Mr. Goldfarb: Within the apartments, I would say Essex (ESS) and AvalonBay (AVB). Two other names that we also have buy ratings on are Colonial Properties (CLP) and Apartment Investment and Management Co. (AIV).
Essex first of all is just a fantastic company with a great track record. They have had dividend growth over the past 10 years or so, if I am not mistaken, of about 8%, which is very good, since most REITs are around the 5% mark, and then you have some other REITs that break 10%, but 8% is a very good number. They focus on coastal California and Seattle and they focus more on the B assets, which they redevelop and enjoy that upside there, plus they're doing some ground-up development, and because they are a small company, individual deals make a difference. So management has a track record of finding lots of little interesting ways to move the deal.
AvalonBay is clearly one of the best developers out there with a great track record of creating value for shareholders. They have very conservative management, a conservative balance sheet, good dividend growth, and it's just a very well run operation that we continue to like.
Colonial and Aimco are some differentiated calls. Colonial is in the Sun Belt. Their restructuring earlier this year when they sold the retail and office assets into a JV has made them more focused on the residential. We like the new business model and believe the market is coming around to realize that the properties are high quality and it's a well-run company with some very realistic growth expectations for this year. We believe that Aimco is a company that is undervalued from an NAV perspective and that the market isn't giving it enough credit for repositioning itself. The company continues to make strides to improve itself and also from a dividend perspective, it yields about 5.5%, which is pretty attractive in the current environments. So we think the combination of NAV, discounted dividend yield profile, it all works the same.

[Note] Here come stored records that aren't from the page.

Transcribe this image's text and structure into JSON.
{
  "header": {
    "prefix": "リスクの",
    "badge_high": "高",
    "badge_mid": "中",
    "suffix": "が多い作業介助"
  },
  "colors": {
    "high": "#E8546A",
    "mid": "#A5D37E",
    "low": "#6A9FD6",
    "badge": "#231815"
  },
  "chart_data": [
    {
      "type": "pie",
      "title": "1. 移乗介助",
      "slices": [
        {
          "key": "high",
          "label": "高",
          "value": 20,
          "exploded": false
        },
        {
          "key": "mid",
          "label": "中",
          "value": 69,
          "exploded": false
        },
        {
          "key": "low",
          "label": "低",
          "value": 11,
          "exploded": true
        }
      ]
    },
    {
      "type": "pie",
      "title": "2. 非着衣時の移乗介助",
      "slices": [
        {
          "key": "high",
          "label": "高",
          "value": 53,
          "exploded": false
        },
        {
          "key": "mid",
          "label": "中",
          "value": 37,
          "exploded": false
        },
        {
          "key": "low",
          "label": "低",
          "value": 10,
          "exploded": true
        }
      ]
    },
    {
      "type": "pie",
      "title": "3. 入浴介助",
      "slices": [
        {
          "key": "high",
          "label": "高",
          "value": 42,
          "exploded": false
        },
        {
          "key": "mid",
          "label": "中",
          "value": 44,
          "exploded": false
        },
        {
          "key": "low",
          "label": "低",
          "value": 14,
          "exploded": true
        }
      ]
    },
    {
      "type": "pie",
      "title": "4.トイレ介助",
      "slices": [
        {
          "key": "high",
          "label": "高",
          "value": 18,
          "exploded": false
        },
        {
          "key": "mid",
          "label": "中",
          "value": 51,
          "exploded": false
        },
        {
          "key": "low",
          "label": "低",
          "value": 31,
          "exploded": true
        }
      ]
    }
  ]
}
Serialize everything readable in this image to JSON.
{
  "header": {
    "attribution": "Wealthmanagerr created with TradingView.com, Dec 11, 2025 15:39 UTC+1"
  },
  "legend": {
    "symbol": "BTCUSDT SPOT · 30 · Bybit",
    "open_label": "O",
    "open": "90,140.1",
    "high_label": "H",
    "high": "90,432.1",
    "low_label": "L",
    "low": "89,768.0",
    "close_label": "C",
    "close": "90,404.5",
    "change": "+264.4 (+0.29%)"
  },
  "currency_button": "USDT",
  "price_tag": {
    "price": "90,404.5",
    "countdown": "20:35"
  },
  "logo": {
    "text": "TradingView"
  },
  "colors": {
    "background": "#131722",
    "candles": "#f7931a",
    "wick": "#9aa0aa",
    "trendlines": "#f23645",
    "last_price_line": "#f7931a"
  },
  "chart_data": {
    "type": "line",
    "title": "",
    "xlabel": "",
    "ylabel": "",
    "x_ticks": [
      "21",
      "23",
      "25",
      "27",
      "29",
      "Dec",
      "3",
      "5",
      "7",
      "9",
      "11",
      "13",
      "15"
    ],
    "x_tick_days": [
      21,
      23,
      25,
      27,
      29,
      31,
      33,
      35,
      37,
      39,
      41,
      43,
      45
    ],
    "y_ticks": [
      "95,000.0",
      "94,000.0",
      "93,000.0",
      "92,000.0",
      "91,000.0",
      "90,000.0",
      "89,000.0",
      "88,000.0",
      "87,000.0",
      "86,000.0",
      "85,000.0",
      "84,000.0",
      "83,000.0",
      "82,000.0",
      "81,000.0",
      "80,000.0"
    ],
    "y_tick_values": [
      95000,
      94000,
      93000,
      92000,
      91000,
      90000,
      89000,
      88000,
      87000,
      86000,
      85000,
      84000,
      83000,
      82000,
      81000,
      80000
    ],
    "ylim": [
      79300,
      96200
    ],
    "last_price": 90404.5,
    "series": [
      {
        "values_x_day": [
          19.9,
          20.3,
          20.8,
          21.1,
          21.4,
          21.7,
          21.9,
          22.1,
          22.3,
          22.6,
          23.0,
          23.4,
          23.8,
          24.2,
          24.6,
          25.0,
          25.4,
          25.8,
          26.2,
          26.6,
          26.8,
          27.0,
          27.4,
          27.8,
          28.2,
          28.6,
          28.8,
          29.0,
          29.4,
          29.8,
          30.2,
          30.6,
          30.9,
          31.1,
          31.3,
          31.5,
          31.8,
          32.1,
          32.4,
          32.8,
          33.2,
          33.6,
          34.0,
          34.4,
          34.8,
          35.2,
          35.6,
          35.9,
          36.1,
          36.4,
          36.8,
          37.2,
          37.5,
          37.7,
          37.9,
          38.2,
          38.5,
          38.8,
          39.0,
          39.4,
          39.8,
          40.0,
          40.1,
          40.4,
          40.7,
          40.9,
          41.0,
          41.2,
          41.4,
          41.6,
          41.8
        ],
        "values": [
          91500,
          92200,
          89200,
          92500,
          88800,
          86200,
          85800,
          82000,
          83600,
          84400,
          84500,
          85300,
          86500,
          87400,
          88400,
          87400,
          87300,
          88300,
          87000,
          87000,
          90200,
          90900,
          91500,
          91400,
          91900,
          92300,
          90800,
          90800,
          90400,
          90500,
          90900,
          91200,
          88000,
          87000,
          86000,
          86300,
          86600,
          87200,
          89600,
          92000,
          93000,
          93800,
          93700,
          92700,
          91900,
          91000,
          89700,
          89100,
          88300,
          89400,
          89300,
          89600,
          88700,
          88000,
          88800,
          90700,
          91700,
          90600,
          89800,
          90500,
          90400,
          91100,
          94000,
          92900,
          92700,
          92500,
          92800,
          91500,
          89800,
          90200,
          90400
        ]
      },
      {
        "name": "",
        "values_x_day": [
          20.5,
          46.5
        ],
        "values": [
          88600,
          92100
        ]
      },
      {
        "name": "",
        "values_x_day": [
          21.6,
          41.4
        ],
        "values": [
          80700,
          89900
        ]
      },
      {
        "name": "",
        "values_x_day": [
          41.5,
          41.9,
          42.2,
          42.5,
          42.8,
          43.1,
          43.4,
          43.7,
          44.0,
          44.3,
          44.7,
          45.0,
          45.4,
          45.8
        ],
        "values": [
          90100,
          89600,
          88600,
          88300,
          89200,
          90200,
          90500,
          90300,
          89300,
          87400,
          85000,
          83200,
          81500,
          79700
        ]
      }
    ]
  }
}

TWST: Are there any names in this space that worry you, where dividend is at risk or where they have got some real operating issues?

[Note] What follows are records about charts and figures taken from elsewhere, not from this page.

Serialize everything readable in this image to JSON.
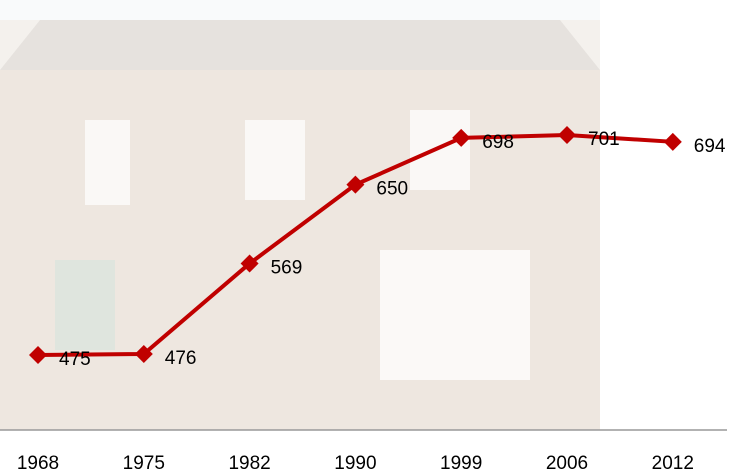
{
  "chart_data": {
    "type": "line",
    "categories": [
      "1968",
      "1975",
      "1982",
      "1990",
      "1999",
      "2006",
      "2012"
    ],
    "series": [
      {
        "color": "#c00000",
        "values": [
          475,
          476,
          569,
          650,
          698,
          701,
          694
        ]
      }
    ]
  }
}
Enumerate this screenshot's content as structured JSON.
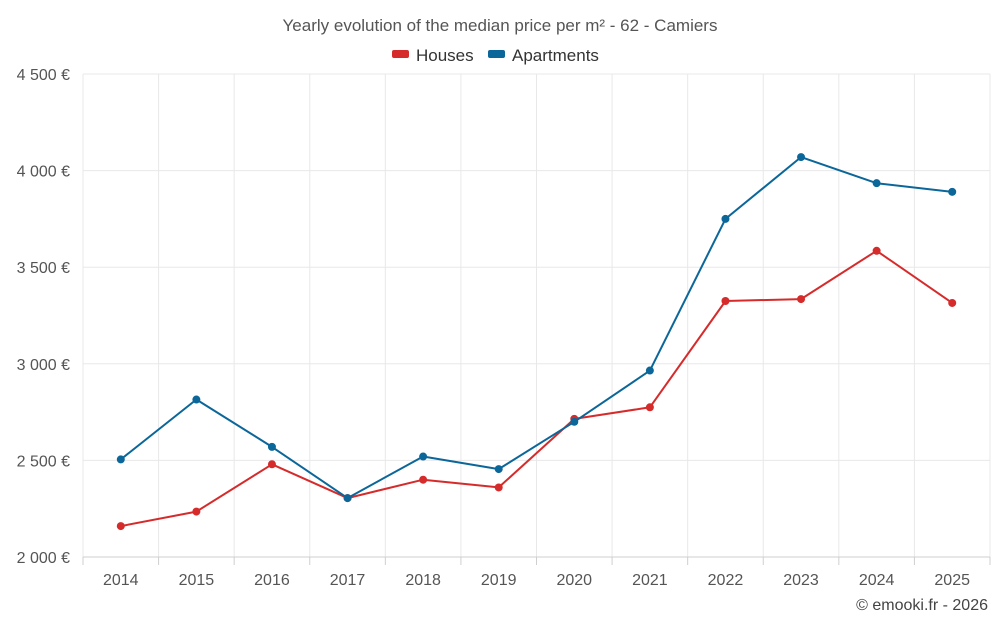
{
  "chart_data": {
    "type": "line",
    "title": "Yearly evolution of the median price per m² - 62 - Camiers",
    "categories": [
      "2014",
      "2015",
      "2016",
      "2017",
      "2018",
      "2019",
      "2020",
      "2021",
      "2022",
      "2023",
      "2024",
      "2025"
    ],
    "series": [
      {
        "name": "Houses",
        "color": "#d62b2b",
        "values": [
          2160,
          2235,
          2480,
          2305,
          2400,
          2360,
          2715,
          2775,
          3325,
          3335,
          3585,
          3315
        ]
      },
      {
        "name": "Apartments",
        "color": "#0b6699",
        "values": [
          2505,
          2815,
          2570,
          2305,
          2520,
          2455,
          2700,
          2965,
          3750,
          4070,
          3935,
          3890
        ]
      }
    ],
    "yticks": [
      2000,
      2500,
      3000,
      3500,
      4000,
      4500
    ],
    "ytick_labels": [
      "2 000 €",
      "2 500 €",
      "3 000 €",
      "3 500 €",
      "4 000 €",
      "4 500 €"
    ],
    "ylim": [
      2000,
      4500
    ],
    "xlabel": "",
    "ylabel": "",
    "legend_position": "top-center",
    "grid": true
  },
  "credit": "© emooki.fr - 2026"
}
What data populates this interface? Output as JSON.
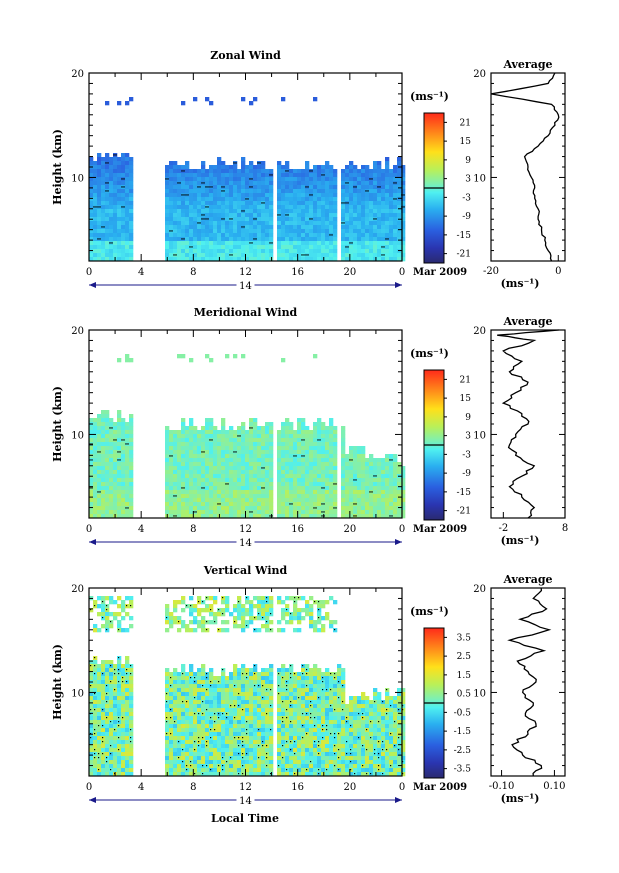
{
  "figure": {
    "x_label": "Local Time",
    "month_label": "Mar 2009",
    "day_label": "14",
    "profile_title": "Average",
    "unit": "(ms⁻¹)"
  },
  "chart_data": [
    {
      "type": "heatmap",
      "title": "Zonal Wind",
      "ylabel": "Height (km)",
      "xlabel": "Local Time",
      "x_ticks": [
        "0",
        "4",
        "8",
        "12",
        "16",
        "20",
        "0"
      ],
      "xlim": [
        0,
        24
      ],
      "y_ticks": [
        "20",
        "10"
      ],
      "ylim": [
        2,
        20
      ],
      "colorbar": {
        "unit": "(ms⁻¹)",
        "ticks": [
          "21",
          "15",
          "9",
          "3",
          "-3",
          "-9",
          "-15",
          "-21"
        ],
        "range": [
          -24,
          24
        ],
        "contour_at": 0
      },
      "missing_time_ranges": [
        [
          3.3,
          5.7
        ],
        [
          14.0,
          14.4
        ],
        [
          19.0,
          19.3
        ]
      ],
      "average_profile": {
        "x_ticks": [
          "-20",
          "0"
        ],
        "xlim": [
          -20,
          2
        ],
        "y_ticks": [
          "20",
          "10"
        ],
        "points": [
          [
            -2,
            2
          ],
          [
            -3,
            3
          ],
          [
            -4,
            4
          ],
          [
            -5,
            5
          ],
          [
            -6,
            6
          ],
          [
            -6,
            7
          ],
          [
            -7,
            8
          ],
          [
            -7,
            9
          ],
          [
            -8,
            10
          ],
          [
            -9,
            11
          ],
          [
            -10,
            12
          ],
          [
            -6,
            13
          ],
          [
            -3,
            14
          ],
          [
            -1,
            15
          ],
          [
            0,
            16
          ],
          [
            -2,
            17
          ],
          [
            -20,
            18
          ],
          [
            -3,
            19
          ],
          [
            -1,
            20
          ]
        ]
      }
    },
    {
      "type": "heatmap",
      "title": "Meridional Wind",
      "ylabel": "Height (km)",
      "xlabel": "Local Time",
      "x_ticks": [
        "0",
        "4",
        "8",
        "12",
        "16",
        "20",
        "0"
      ],
      "xlim": [
        0,
        24
      ],
      "y_ticks": [
        "20",
        "10"
      ],
      "ylim": [
        2,
        20
      ],
      "colorbar": {
        "unit": "(ms⁻¹)",
        "ticks": [
          "21",
          "15",
          "9",
          "3",
          "-3",
          "-9",
          "-15",
          "-21"
        ],
        "range": [
          -24,
          24
        ],
        "contour_at": 0
      },
      "missing_time_ranges": [
        [
          3.3,
          5.7
        ],
        [
          14.0,
          14.4
        ],
        [
          19.0,
          19.3
        ]
      ],
      "average_profile": {
        "x_ticks": [
          "-2",
          "8"
        ],
        "xlim": [
          -4,
          8
        ],
        "y_ticks": [
          "20",
          "10"
        ],
        "points": [
          [
            2,
            2
          ],
          [
            3,
            3
          ],
          [
            1,
            4
          ],
          [
            -1,
            5
          ],
          [
            1,
            6
          ],
          [
            3,
            7
          ],
          [
            0,
            8
          ],
          [
            -1,
            9
          ],
          [
            0,
            10
          ],
          [
            2,
            11
          ],
          [
            1,
            12
          ],
          [
            -2,
            13
          ],
          [
            0,
            14
          ],
          [
            2,
            15
          ],
          [
            -1,
            16
          ],
          [
            1,
            17
          ],
          [
            -2,
            18
          ],
          [
            3,
            19
          ],
          [
            -3,
            19.5
          ],
          [
            7,
            20
          ]
        ]
      }
    },
    {
      "type": "heatmap",
      "title": "Vertical Wind",
      "ylabel": "Height (km)",
      "xlabel": "Local Time",
      "x_ticks": [
        "0",
        "4",
        "8",
        "12",
        "16",
        "20",
        "0"
      ],
      "xlim": [
        0,
        24
      ],
      "y_ticks": [
        "20",
        "10"
      ],
      "ylim": [
        2,
        20
      ],
      "colorbar": {
        "unit": "(ms⁻¹)",
        "ticks": [
          "3.5",
          "2.5",
          "1.5",
          "0.5",
          "-0.5",
          "-1.5",
          "-2.5",
          "-3.5"
        ],
        "range": [
          -4,
          4
        ],
        "contour_at": 0
      },
      "missing_time_ranges": [
        [
          3.3,
          5.7
        ],
        [
          14.0,
          14.4
        ]
      ],
      "average_profile": {
        "x_ticks": [
          "-0.10",
          "0.10"
        ],
        "xlim": [
          -0.14,
          0.14
        ],
        "y_ticks": [
          "20",
          "10"
        ],
        "points": [
          [
            0.02,
            2
          ],
          [
            0.05,
            3
          ],
          [
            -0.02,
            4
          ],
          [
            -0.06,
            5
          ],
          [
            0.0,
            6
          ],
          [
            0.03,
            7
          ],
          [
            -0.01,
            8
          ],
          [
            0.02,
            9
          ],
          [
            -0.02,
            10
          ],
          [
            0.03,
            11
          ],
          [
            0.0,
            12
          ],
          [
            -0.04,
            13
          ],
          [
            0.06,
            14
          ],
          [
            -0.07,
            15
          ],
          [
            0.08,
            16
          ],
          [
            -0.03,
            17
          ],
          [
            0.07,
            18
          ],
          [
            0.02,
            19
          ],
          [
            0.05,
            20
          ]
        ]
      }
    }
  ]
}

Mr. Goldfarb: Not of the major names that we cover. None of them have concerns about anything that you have just described. Certainly, I don't think that Equity Residential (EQR) will outperform the others as far as earnings growth. I think that they likely face similar issues that drove Archstone to privatize.
BRE Properties (BRE) I think will have some drag from exposure to Inland Empire, Sacramento and San Diego.

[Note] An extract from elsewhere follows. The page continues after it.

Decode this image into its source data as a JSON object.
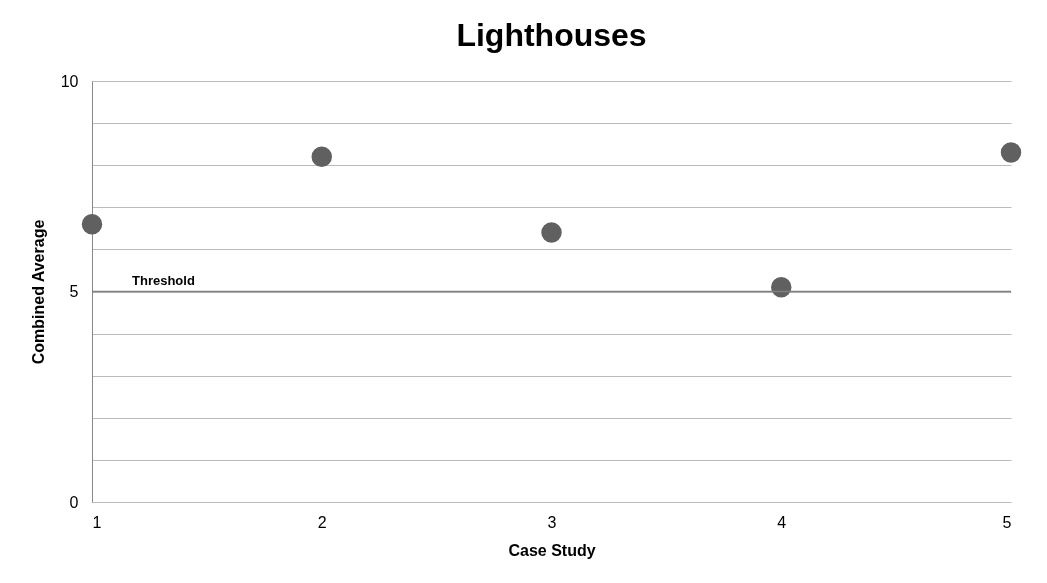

Camden (CPT) is a great company. I think they're doing a fantastic job; they're great developers, but just unfortunately right now due to the exposure to markets like Phoenix and Vegas and parts of DC, I think that their growth is going to be slowed but otherwise that's a great company. So, by and large, most of the companies are fundamentally fine, but exposure to those areas I think could slow them down, and it's really EQR in particular, where they have done a lot of things similar to what Archstone did, a lot of the massive 1031 repositioning, which is not only a drag on earnings, but also carries over the low tax bases. Then also just the huge amount of share buybacks that they are doing and all the capital being redeployed on that front is a bit different from some of the other companies that are focusing more of their capital on future external growth.